Piedade reported a baseline VAS score of 3.9—which was similar to the mean score of 3.7 achieved with 20Hz in the study itself. He went on to note a statistically increase in patient VAS scores at 40Hz, to 4.9. “And, when you increase the frequency even more, to 60Hz and 80Hz, you see that patients get worse and achieve pain intensity scores of 5.8,” he added. Piedade also said that a pain intensity score of 8.6 was seen with sham stimulation, and this was close to the pre-implantation VAS scores observed within the retrospective patient data.
“It is very curious to see that, for patients with a painDETECT questionnaire [PD-Q] score lower than 12—meaning that they have a strong nociceptive component—the frequency had no real effect over stimulation on pain intensity scores,” he continued. “Unfortunately, we only have five patients in this situation, so we could not achieve statistical significance here, but it is still a very interesting find.”

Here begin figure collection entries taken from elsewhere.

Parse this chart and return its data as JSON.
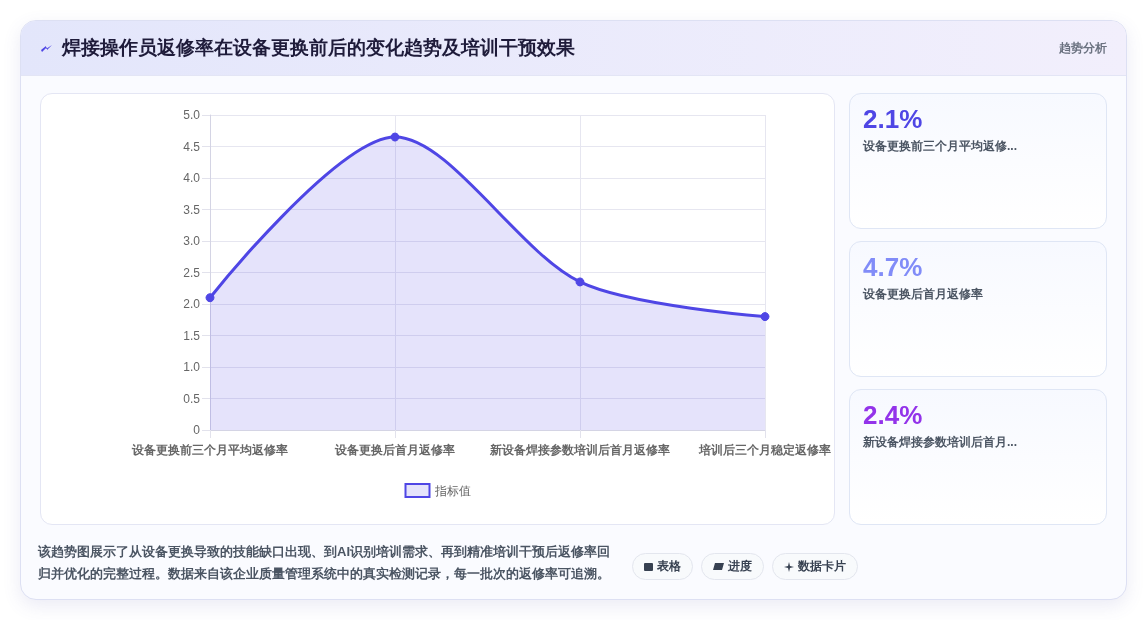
{
  "chart_data": [
    {
      "type": "area",
      "title": "焊接操作员返修率在设备更换前后的变化趋势及培训干预效果",
      "categories": [
        "设备更换前三个月平均返修率",
        "设备更换后首月返修率",
        "新设备焊接参数培训后首月返修率",
        "培训后三个月稳定返修率"
      ],
      "series": [
        {
          "name": "指标值",
          "color": "#4f46e5",
          "values": [
            2.1,
            4.65,
            2.35,
            1.8
          ]
        }
      ],
      "ylim": [
        0,
        5
      ],
      "yticks": [
        0,
        0.5,
        {
          "value": 1,
          "label": "1.0"
        },
        1.5,
        {
          "value": 2,
          "label": "2.0"
        },
        2.5,
        {
          "value": 3,
          "label": "3.0"
        },
        3.5,
        {
          "value": 4,
          "label": "4.0"
        },
        4.5,
        {
          "value": 5,
          "label": "5.0"
        }
      ],
      "grid": true,
      "legend": "bottom",
      "marker": "circle",
      "line_style": "solid",
      "annotations": [
        "该趋势图展示了从设备更换导致的技能缺口出现、到AI识别培训需求、再到精准培训干预后返修率回归并优化的完整过程。数据来自该企业质量管理系统中的真实检测记录，每一批次的返修率可追溯。",
        "表格",
        "进度",
        "数据卡片"
      ]
    },
    {
      "type": "other",
      "title": "趋势分析",
      "annotations": [
        "2.1%",
        "设备更换前三个月平均返修...",
        "4.7%",
        "设备更换后首月返修率",
        "2.4%",
        "新设备焊接参数培训后首月..."
      ]
    }
  ]
}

In addition to the statistically significant difference in pain intensity scores between 20Hz and 40Hz, Piedade claimed that the same trend was seen in every other outcome measure used in the study. “Higher frequencies led to worse quality of life, and worse scores on McGill pain questionnaire and Beck depression inventory,” he stated. “We must say that this effect was not always statistically significant—as seen in pain intensity scores—but the trend is surely there.”
Speculating on the reasons behind these findings, Piedade referred to the phenomenon of ‘phase locking’, which has been outlined in previous studies and literature on DRG-S. Phase locking, he continued, is the ability of nerve tissue to fire neurons at the same frequency as that of the stimulation being administered—something that is only possible up to 20Hz. This phenomenon is caused by as-yet unexplained neurophysiological properties, according to Piedade.

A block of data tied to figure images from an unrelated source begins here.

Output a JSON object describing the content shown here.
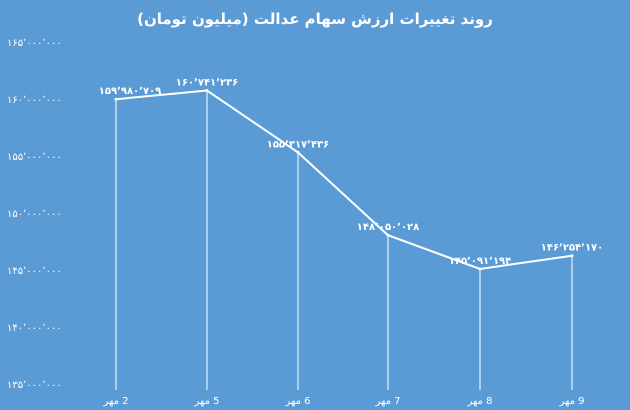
{
  "chart_data": {
    "type": "line",
    "title": "روند تغییرات ارزش سهام عدالت (میلیون تومان)",
    "categories": [
      "2 مهر",
      "5 مهر",
      "6 مهر",
      "7 مهر",
      "8 مهر",
      "9 مهر"
    ],
    "values": [
      159980709,
      160741236,
      155317436,
      148050028,
      145091194,
      146254170
    ],
    "data_labels": [
      "۱۵۹٬۹۸۰٬۷۰۹",
      "۱۶۰٬۷۴۱٬۲۳۶",
      "۱۵۵٬۳۱۷٬۴۳۶",
      "۱۴۸٬۰۵۰٬۰۲۸",
      "۱۴۵٬۰۹۱٬۱۹۴",
      "۱۴۶٬۲۵۴٬۱۷۰"
    ],
    "y_ticks": [
      135000000,
      140000000,
      145000000,
      150000000,
      155000000,
      160000000,
      165000000
    ],
    "y_tick_labels": [
      "۱۳۵٬۰۰۰٬۰۰۰",
      "۱۴۰٬۰۰۰٬۰۰۰",
      "۱۴۵٬۰۰۰٬۰۰۰",
      "۱۵۰٬۰۰۰٬۰۰۰",
      "۱۵۵٬۰۰۰٬۰۰۰",
      "۱۶۰٬۰۰۰٬۰۰۰",
      "۱۶۵٬۰۰۰٬۰۰۰"
    ],
    "ylim": [
      135000000,
      165000000
    ],
    "xlabel": "",
    "ylabel": "",
    "grid": false,
    "colors": {
      "background": "#5b9bd5",
      "line": "#ffffff",
      "text": "#ffffff"
    }
  }
}
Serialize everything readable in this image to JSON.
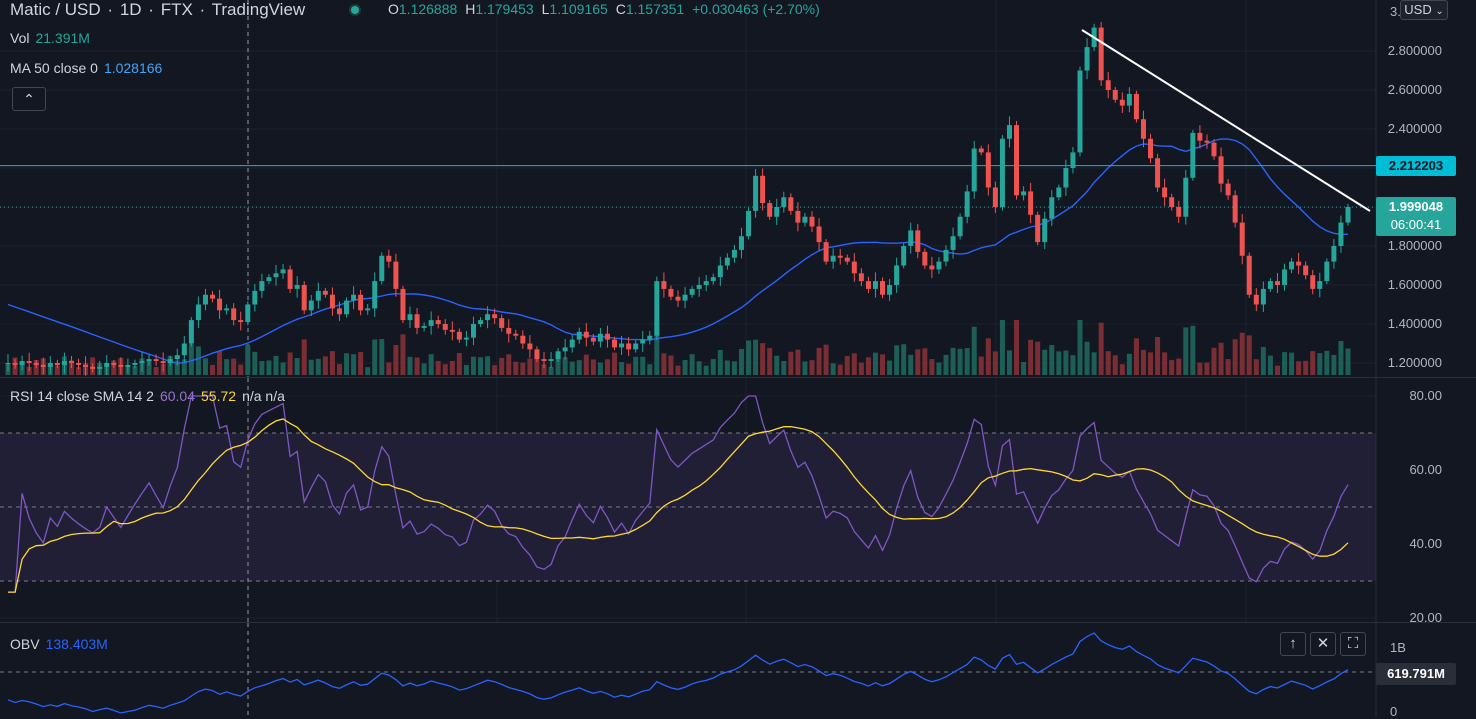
{
  "header": {
    "symbol": "Matic / USD",
    "interval": "1D",
    "exchange": "FTX",
    "provider": "TradingView",
    "status_color": "#26a69a",
    "ohlc": {
      "o_label": "O",
      "o": "1.126888",
      "h_label": "H",
      "h": "1.179453",
      "l_label": "L",
      "l": "1.109165",
      "c_label": "C",
      "c": "1.157351",
      "change": "+0.030463 (+2.70%)"
    }
  },
  "currency_button": {
    "label": "USD",
    "icon": "chevron-down-icon"
  },
  "legends": {
    "vol": {
      "label": "Vol",
      "value": "21.391M"
    },
    "ma": {
      "label": "MA 50 close 0",
      "value": "1.028166"
    },
    "rsi": {
      "label": "RSI 14 close SMA 14 2",
      "value1": "60.04",
      "value2": "55.72",
      "value3": "n/a n/a"
    },
    "obv": {
      "label": "OBV",
      "value": "138.403M"
    }
  },
  "collapse_button": {
    "icon": "chevron-up-icon"
  },
  "price_axis": {
    "ticks": [
      "2.800000",
      "2.600000",
      "2.400000",
      "1.800000",
      "1.600000",
      "1.400000",
      "1.200000"
    ],
    "top_cut": "3."
  },
  "tags": {
    "horizontal_line": "2.212203",
    "last_price": "1.999048",
    "countdown": "06:00:41"
  },
  "rsi_axis": {
    "ticks": [
      "80.00",
      "60.00",
      "40.00",
      "20.00"
    ]
  },
  "obv_axis": {
    "ticks": [
      "1B",
      "0"
    ],
    "tag": "619.791M"
  },
  "pane_buttons": [
    "arrow-up-icon",
    "close-icon",
    "maximize-icon"
  ],
  "colors": {
    "up": "#26a69a",
    "down": "#ef5350",
    "ma": "#2962ff",
    "hline": "#00bcd4",
    "rsi": "#7e57c2",
    "rsi_sma": "#fdd835",
    "obv": "#2962ff",
    "trendline": "#ffffff"
  },
  "chart_data": {
    "type": "candlestick",
    "ylim": [
      1.15,
      3.0
    ],
    "horizontal_line": 2.212203,
    "last_price": 1.999048,
    "close": [
      1.2,
      1.19,
      1.21,
      1.2,
      1.19,
      1.18,
      1.2,
      1.19,
      1.21,
      1.2,
      1.19,
      1.18,
      1.17,
      1.18,
      1.2,
      1.19,
      1.18,
      1.19,
      1.2,
      1.21,
      1.22,
      1.21,
      1.2,
      1.22,
      1.24,
      1.3,
      1.42,
      1.5,
      1.55,
      1.53,
      1.47,
      1.48,
      1.42,
      1.41,
      1.5,
      1.57,
      1.62,
      1.64,
      1.66,
      1.68,
      1.58,
      1.6,
      1.47,
      1.52,
      1.57,
      1.55,
      1.48,
      1.45,
      1.52,
      1.55,
      1.47,
      1.48,
      1.62,
      1.75,
      1.72,
      1.58,
      1.42,
      1.45,
      1.38,
      1.39,
      1.42,
      1.4,
      1.37,
      1.36,
      1.32,
      1.33,
      1.4,
      1.42,
      1.45,
      1.43,
      1.38,
      1.35,
      1.34,
      1.3,
      1.27,
      1.22,
      1.21,
      1.22,
      1.26,
      1.28,
      1.32,
      1.36,
      1.33,
      1.31,
      1.35,
      1.32,
      1.28,
      1.3,
      1.27,
      1.3,
      1.32,
      1.34,
      1.62,
      1.58,
      1.54,
      1.52,
      1.55,
      1.58,
      1.6,
      1.62,
      1.64,
      1.7,
      1.74,
      1.78,
      1.85,
      1.98,
      2.16,
      2.02,
      1.95,
      2.0,
      2.05,
      1.98,
      1.92,
      1.95,
      1.9,
      1.82,
      1.72,
      1.75,
      1.74,
      1.72,
      1.66,
      1.62,
      1.58,
      1.62,
      1.55,
      1.6,
      1.7,
      1.8,
      1.88,
      1.77,
      1.7,
      1.68,
      1.72,
      1.78,
      1.85,
      1.95,
      2.08,
      2.3,
      2.28,
      2.1,
      2.0,
      2.35,
      2.42,
      2.06,
      2.08,
      1.96,
      1.82,
      1.94,
      2.05,
      2.1,
      2.2,
      2.28,
      2.7,
      2.82,
      2.92,
      2.65,
      2.6,
      2.55,
      2.52,
      2.58,
      2.45,
      2.35,
      2.25,
      2.1,
      2.05,
      2.0,
      1.95,
      2.15,
      2.38,
      2.34,
      2.33,
      2.26,
      2.12,
      2.06,
      1.92,
      1.75,
      1.55,
      1.5,
      1.58,
      1.62,
      1.6,
      1.68,
      1.72,
      1.7,
      1.65,
      1.58,
      1.62,
      1.72,
      1.8,
      1.92,
      2.0
    ]
  }
}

Assessing the study itself in more depth, the speaker said that a washout period of two days was adequate for assessing pain control, but not for autonomic symptoms, and future studies involving CRPS could therefore benefit from longer washout periods. He added that the study was strengthened by the fact it included multiple pain aetiologies—creating an inhomogeneous group—but it was “underpowered” to show a statistically significant difference between PD-Q scores above and below 12.
Piedade concluded by noting that it would also be “very interesting” to see if there are differences in the effect of stimulation frequency over different pain aetiologies like CRPS, and stated that larger studies in this space would be valuable moving forward.
The results of Piedade and his colleagues’ study have now been published online in the journal Functional Neurosurgery—Pain. In their report, the researchers conclude that “the choice of the [DRG] stimulation frequency shows a clear influence on pain reduction and quality of life”, before adding: “Lower stimulation frequencies seem to be most effective in neuropathic pain.”